Are Consumers Being Denied Mental Health Coverage?

By Consumers for Quality Care, on June 23, 2017

Are Consumers Being Denied Mental Health Coverage?

Photo by Heidi de Marco/KHN

The Boston Globe recently reported on a growing trend of insurance companies refusing to cover mental health programs.

Wilderness Therapy, a form of behavioral therapy, is increasingly accepted by mental health professionals to treat behavioral, substance abuse and mental health issues in teenagers.
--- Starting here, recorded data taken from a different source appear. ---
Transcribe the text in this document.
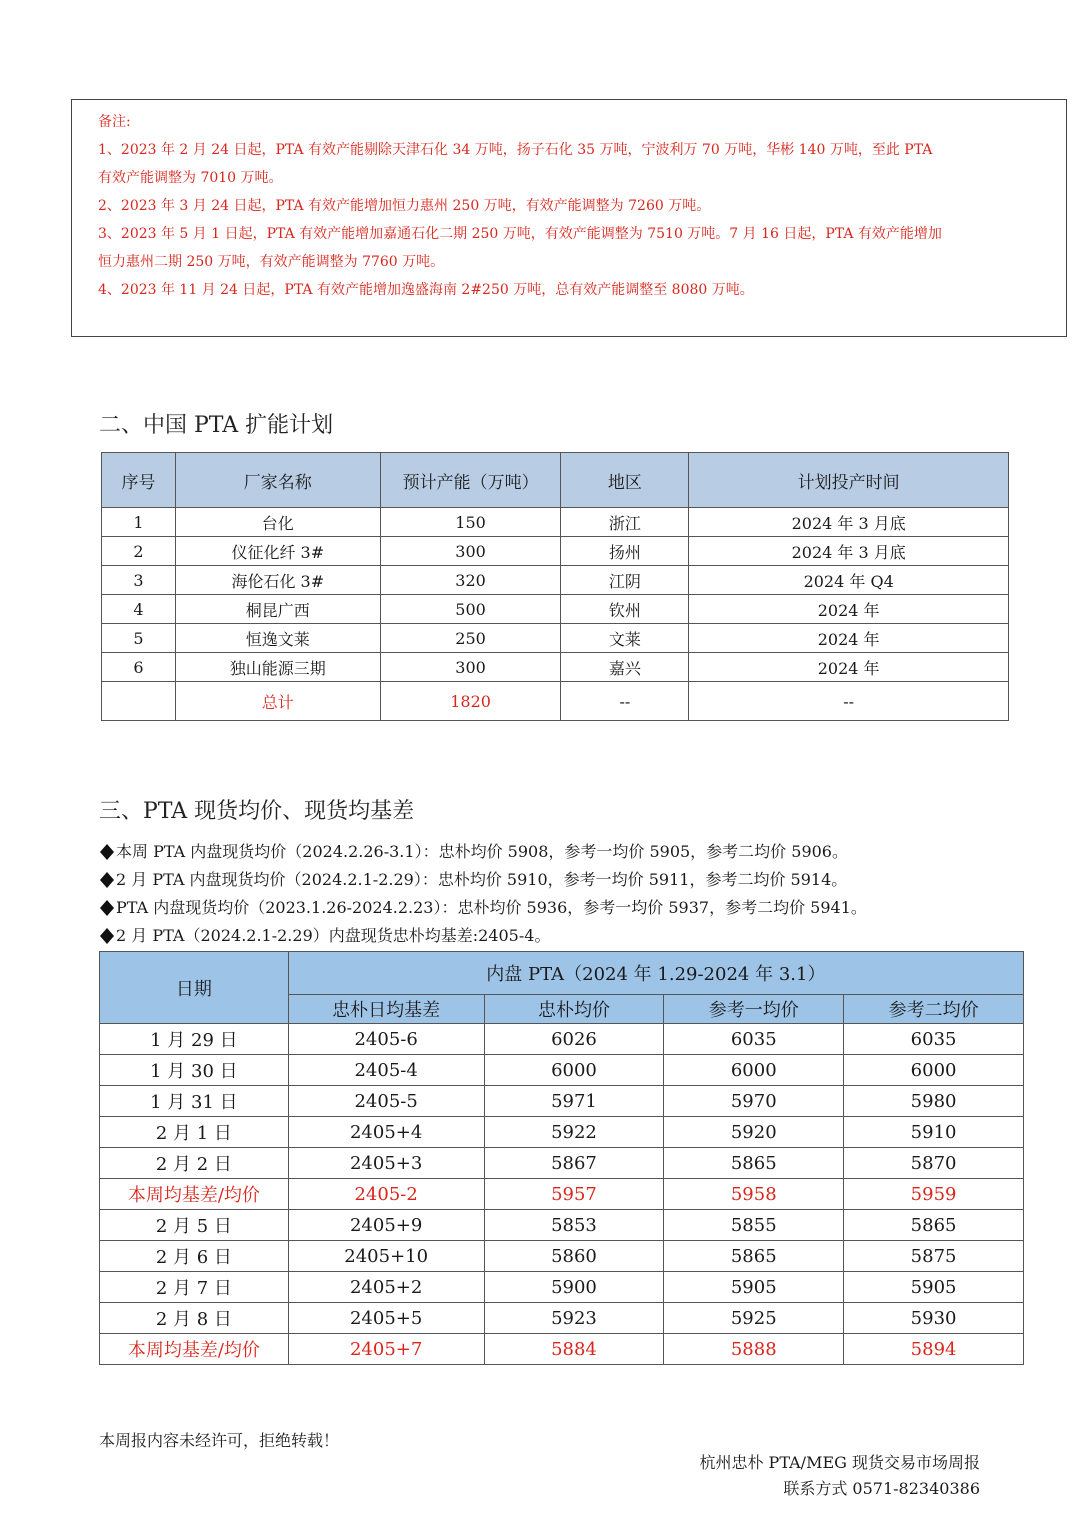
备注:

1、2023 年 2 月 24 日起，PTA 有效产能剔除天津石化 34 万吨，扬子石化 35 万吨，宁波利万 70 万吨，华彬 140 万吨，至此 PTA

有效产能调整为 7010 万吨。

2、2023 年 3 月 24 日起，PTA 有效产能增加恒力惠州 250 万吨，有效产能调整为 7260 万吨。

3、2023 年 5 月 1 日起，PTA 有效产能增加嘉通石化二期 250 万吨，有效产能调整为 7510 万吨。7 月 16 日起，PTA 有效产能增加

恒力惠州二期 250 万吨，有效产能调整为 7760 万吨。

4、2023 年 11 月 24 日起，PTA 有效产能增加逸盛海南 2#250 万吨，总有效产能调整至 8080 万吨。

二、中国 PTA 扩能计划
序号	厂家名称	预计产能（万吨）	地区	计划投产时间
1	台化	150	浙江	2024 年 3 月底
2	仪征化纤 3#	300	扬州	2024 年 3 月底
3	海伦石化 3#	320	江阴	2024 年 Q4
4	桐昆广西	500	钦州	2024 年
5	恒逸文莱	250	文莱	2024 年
6	独山能源三期	300	嘉兴	2024 年
	总计	1820	--	--
三、PTA 现货均价、现货均基差
本周 PTA 内盘现货均价（2024.2.26-3.1）：忠朴均价 5908，参考一均价 5905，参考二均价 5906。
2 月 PTA 内盘现货均价（2024.2.1-2.29）：忠朴均价 5910，参考一均价 5911，参考二均价 5914。
PTA 内盘现货均价（2023.1.26-2024.2.23）：忠朴均价 5936，参考一均价 5937，参考二均价 5941。
2 月 PTA（2024.2.1-2.29）内盘现货忠朴均基差:2405-4。
日期	内盘 PTA（2024 年 1.29-2024 年 3.1）			
	忠朴日均基差	忠朴均价	参考一均价	参考二均价
1 月 29 日	2405-6	6026	6035	6035
1 月 30 日	2405-4	6000	6000	6000
1 月 31 日	2405-5	5971	5970	5980
2 月 1 日	2405+4	5922	5920	5910
2 月 2 日	2405+3	5867	5865	5870
本周均基差/均价	2405-2	5957	5958	5959
2 月 5 日	2405+9	5853	5855	5865
2 月 6 日	2405+10	5860	5865	5875
2 月 7 日	2405+2	5900	5905	5905
2 月 8 日	2405+5	5923	5925	5930
本周均基差/均价	2405+7	5884	5888	5894
本周报内容未经许可，拒绝转载！
杭州忠朴 PTA/MEG 现货交易市场周报
联系方式 0571-82340386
The programs use many of the same tactics as traditional in-patient programs, but places them in a radically different setting.

“Many would say you have to have a quality treatment program; whether it’s taking place in the wilderness and or in a group home doesn’t matter.’’

For many families, these programs are a list ditch effort to help teens who are defiant against or unsuccessful with other kinds of treatment.

The adolescents who turn to wilderness therapy “are on the brink,’’ said Patrick Sheehan, a Boston attorney who filed many of the lawsuits. “It is a life-or-death choice for them.’’

“We were lost,’’ said [a] mother, Erica Freilich… “It was either do this or watch your child die.’’

There are lawsuits over insurers denying this kind of treatment in at least 5 states:

Lawsuits have been filed in Florida, Kentucky, New York, and Utah, bolstered by federal rules expanding mental health care coverage, and by improvements in the wilderness therapy industry itself.

Two Massachusetts insurers are refusing to comment on why they are not covering the therapy.

Mary Covington, who is the president of a Utah company that helps fight insurance denials, argues for the coverage of wilderness therapy:

S]he is winning more of these fights, in large part due to 2013 federal rules requiring coverage of “intermediate care’’ for patients. “That opened up everything for wilderness therapy,’’ she said. If the insurer covers skilled nursing or inpatient rehabilitation on the medical side, then, she argues, they should cover intermediate treatment on the mental health side.

Kayla, Erica Freilich’s daughter, agrees.

If it hadn’t been for wilderness therapy making her more open to treatment, Kayla doesn’t think she would have agreed to residential care afterward. Kayla, now 18 and feeling better, is working as a camp counselor this summer. She will be a sophomore at Boston University in the fall.